Opinião
Maternidades sob o caos
Num passado nem tão remoto assim, os partos eram realizados nas residências das parturientes, mormente atendidas por parteiras. Apenas quando algum problema era detectado, um médico era chamado. Isto há menos de um século. Antanho do século 19, desde os tempos imemoriais, dava-se à luz nos mais inusitados lugares, buscando o melhor aconchego disponível; uma manjedoura, há dois mil anos, foi elevada a solo sagrado por ter sediado um nascimento sob o lume da estrela-guia. Isto é passado. No presente, pelo menos desde meados do século 20, o termo maternidade passou a designar hospitais especializados em apoiar o ato, simples e supremo, de dar à luz. Hoje, não se concebe, em situações normais de cidadania, que um parto seja realizado alheio à assistência médica adequada. Verdade é que a vinculação da maternidade ao conceito tecnológico tem gerado equívocos e estimulado vícios, como o uso da cesariana como processo prioritário para o nascimento. O parto em casa volta a ser propagandeado em contraposição à cesariana, apropriada apenas para casos específicos.
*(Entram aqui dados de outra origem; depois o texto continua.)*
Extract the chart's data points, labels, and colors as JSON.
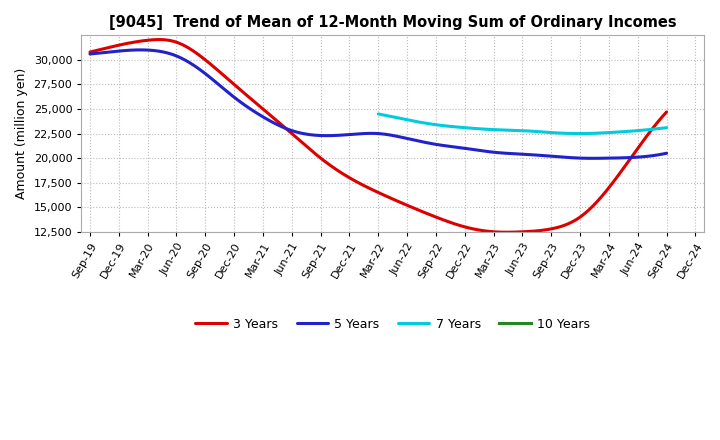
{
  "title": "[9045]  Trend of Mean of 12-Month Moving Sum of Ordinary Incomes",
  "ylabel": "Amount (million yen)",
  "ylim": [
    12500,
    32500
  ],
  "yticks": [
    12500,
    15000,
    17500,
    20000,
    22500,
    25000,
    27500,
    30000
  ],
  "background_color": "#ffffff",
  "plot_background": "#ffffff",
  "grid_color": "#bbbbbb",
  "line_colors": {
    "3yr": "#dd0000",
    "5yr": "#2222cc",
    "7yr": "#00ccdd",
    "10yr": "#228822"
  },
  "line_widths": {
    "3yr": 2.2,
    "5yr": 2.2,
    "7yr": 2.2,
    "10yr": 2.2
  },
  "legend_labels": [
    "3 Years",
    "5 Years",
    "7 Years",
    "10 Years"
  ],
  "x_labels": [
    "Sep-19",
    "Dec-19",
    "Mar-20",
    "Jun-20",
    "Sep-20",
    "Dec-20",
    "Mar-21",
    "Jun-21",
    "Sep-21",
    "Dec-21",
    "Mar-22",
    "Jun-22",
    "Sep-22",
    "Dec-22",
    "Mar-23",
    "Jun-23",
    "Sep-23",
    "Dec-23",
    "Mar-24",
    "Jun-24",
    "Sep-24",
    "Dec-24"
  ],
  "data_3yr": [
    30800,
    31500,
    32000,
    31800,
    30000,
    27500,
    25000,
    22500,
    20000,
    18000,
    16500,
    15200,
    14000,
    13000,
    12500,
    12500,
    12800,
    14000,
    17000,
    21000,
    24700,
    null
  ],
  "data_5yr": [
    30600,
    30900,
    31000,
    30400,
    28600,
    26200,
    24200,
    22800,
    22300,
    22400,
    22500,
    22000,
    21400,
    21000,
    20600,
    20400,
    20200,
    20000,
    20000,
    20100,
    20500,
    null
  ],
  "data_7yr": [
    null,
    null,
    null,
    null,
    null,
    null,
    null,
    null,
    null,
    null,
    24500,
    23900,
    23400,
    23100,
    22900,
    22800,
    22600,
    22500,
    22600,
    22800,
    23100,
    null
  ],
  "data_10yr": [
    null,
    null,
    null,
    null,
    null,
    null,
    null,
    null,
    null,
    null,
    null,
    null,
    null,
    null,
    null,
    null,
    null,
    null,
    null,
    null,
    null,
    null
  ],
  "figsize": [
    7.2,
    4.4
  ],
  "dpi": 100,
  "title_fontsize": 10.5,
  "axis_label_fontsize": 9,
  "tick_fontsize": 8
}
Porém, esse caminho de volta não pode ser confundido com retrocesso ou saudosismo. Pelo contrário: nos tempos atuais, este ato precisa ser acompanhado por um aparato de profissionais, preservando a saúde e as vidas da parturiente e do bebê. Nos dias em curso, em Alagoas, vivemos a iminência do regresso em massa ao parto doméstico não como expressão das concepções naturalistas, mas em decorrência de o poder público não ser capaz de oferecer leitos em maternidades dignas deste nome. Apesar dos paliativos, a superlotação tem sido recorrente nas maternidades públicas. Pioneira neste segmento, a Maternidade Santa Mônica, malgrado a excelência de seu corpo de profissionais da saúde, vive permanentemente saturada. Endereço mais recente, a Maternidade Nossa Senhora da Guia teve as portas cerradas ainda no início de suas atividades e o Hospital Universitário também se vê em situação de excesso de demanda. Este é um quadro que precisa ser revertido, sob pena de um grave retrocesso na cidadania alagoana.